School physician Dr. John Maddox along with health and nursing supervisor Katie Vozeolas told the School Committee Thursday night that more than 99 percent of students have been immunized against the measles. 

As of Thursday, only 52 students are considered under-immunized, they said. Vozeolas said 28 students are still being evaluated as to their immunization status and may have been at least partly immunized with an initial dose of vaccine, while 24 students have legitimate medical or religious exemptions. She said state law allows for specific exemptions and that parents must provide appropriate documentation.

She said school nurses are working closes with primary care doctors and parents to try to bring remaining students into compliance.

Maddox asked the School Committee for support in the event a student's parents are resistant to immunization as that child may have to be excluded from attending classes and provided with an alternative form of education.

Mayor James Fiorentini, chairman of the School Committee, said there may be the potential for a measles outbreak but at this time there is no immediate concern.

"We don't have a problem... we don't want one," Fiorentini said.

Vozeolas said there have been three outbreaks of measles in the country in the last year, including the most recent at a Disney theme park in California. She said that of those 118 cases, most were not vaccinated and ranged in age from 10 months to age 57.

She displayed a map of America posted on the Center for Disease Control website, showing no cases in New England, "yet," she said.

"Yes there could be an outbreak but at this point we are not aware of any," Vozeolas said.

Vozeolas said early symptoms of measles are characterized by a high fever, tiredness, cough, congestion, conjunctivitis and a raised red rash appearing about 14 days after exposure. However, the incubation period can be from 7 to 21 days. 

In the event a student in Haverhill contracts measles, Vozeolas said there is a procedure in place for responding. 

She said school nurses have been instructed to isolate a sick child, dismiss the child, and require doctor approval before returning to school. She said that if a child is proven to have contracted measles, a state epidemiologist would be notified and along with the board of health would determine areas of exposure and what steps should be taken.

School Committeeman Paul Magliocchetti asked if the measles vaccine can protect against possible different strains of measles.

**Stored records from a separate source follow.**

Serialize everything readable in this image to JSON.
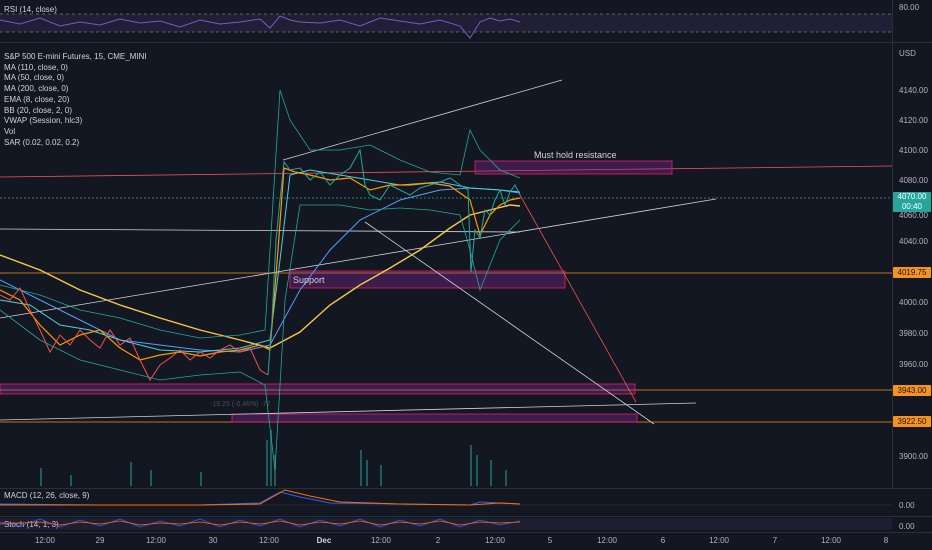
{
  "rsi": {
    "label": "RSI (14, close)",
    "level": "80.00"
  },
  "main_legend": {
    "title": "S&P 500 E-mini Futures, 15, CME_MINI",
    "indicators": [
      "MA (110, close, 0)",
      "MA (50, close, 0)",
      "MA (200, close, 0)",
      "EMA (8, close, 20)",
      "BB (20, close, 2, 0)",
      "VWAP (Session, hlc3)",
      "Vol",
      "SAR (0.02, 0.02, 0.2)"
    ]
  },
  "currency": "USD",
  "price_ticks": [
    "4140.00",
    "4120.00",
    "4100.00",
    "4080.00",
    "4060.00",
    "4040.00",
    "4000.00",
    "3980.00",
    "3960.00",
    "3900.00"
  ],
  "price_tags": {
    "last": "4070.00",
    "countdown": "00:40",
    "support": "4019.75",
    "target1": "3943.00",
    "target2": "3922.50"
  },
  "annotations": {
    "resistance": "Must hold resistance",
    "support": "Support",
    "measure": "-19.25 (-0.46%) -77"
  },
  "macd": {
    "label": "MACD (12, 26, close, 9)",
    "value": "0.00"
  },
  "stoch": {
    "label": "Stoch (14, 1, 3)",
    "value": "0.00"
  },
  "time_axis": [
    "12:00",
    "29",
    "12:00",
    "30",
    "12:00",
    "Dec",
    "12:00",
    "2",
    "12:00",
    "5",
    "12:00",
    "6",
    "12:00",
    "7",
    "12:00",
    "8"
  ],
  "colors": {
    "background": "#131722",
    "last_price": "#26a69a",
    "orange_level": "#f7931a",
    "zone": "#9c27b0",
    "rsi_line": "#7e57c2"
  }
}
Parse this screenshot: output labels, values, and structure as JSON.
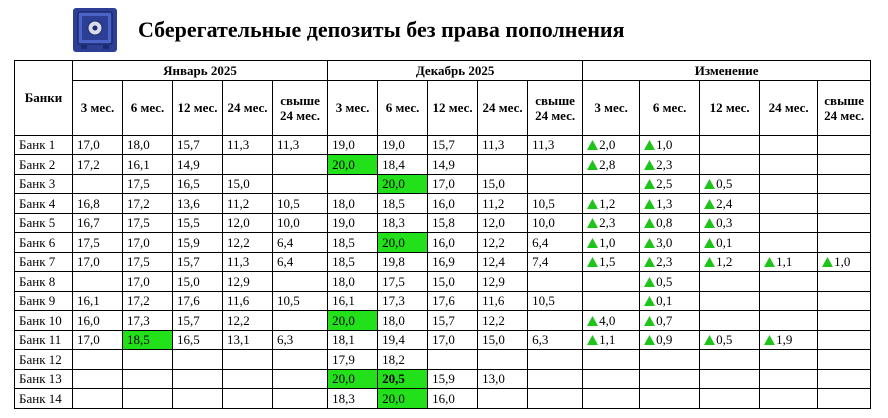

Maddox said the measles vaccine continues to be effective since it was developed in 1963 and that the odds are low that an immunized person can be infected by a new strain. But, Maddox warned that it is important to be vigilant and continue vaccinating people against the measles.

"I agree with what Mayor Fiorentini said that measles are not coming back, but it is coming back," Maddox said. "There needs to be a very high level of immunization around the population in order to keep the one person from creating an outbreak."

At Haverhill High School, there are zero students who are non-compliant, with the exception of two students who have legitimate exemptions from being vaccinated, he said.

School Committeeman Joseph Bevilacqua questioned religious and medical exemptions.

"It only takes one kid at one time to infect a lot of kids and adults as well," Bevilacqua said. 

Vozeolas said some of those 24 students may have partial immunity but will still be treated as having no immunity to measles. She said students who are found not to be properly immunized will have to be excluded from attending school.

CDC's Frequently Asked Questions

How effective is the measles vaccine?

The measles vaccine is very effective. One dose of measles vaccine is about 93 percent effective at preventing measles if exposed to the virus and two doses are about 97 percent effective.

Could I still get measles if I am fully vaccinated?

Very few people — about three out of 100 — who get two doses of measles vaccine will still get measles if exposed to the virus. 

Do I ever need a booster vaccine?

No. People who received two doses of measles vaccine as children according to the U.S. vaccination schedule are considered protected for life and do not ever need a booster dose.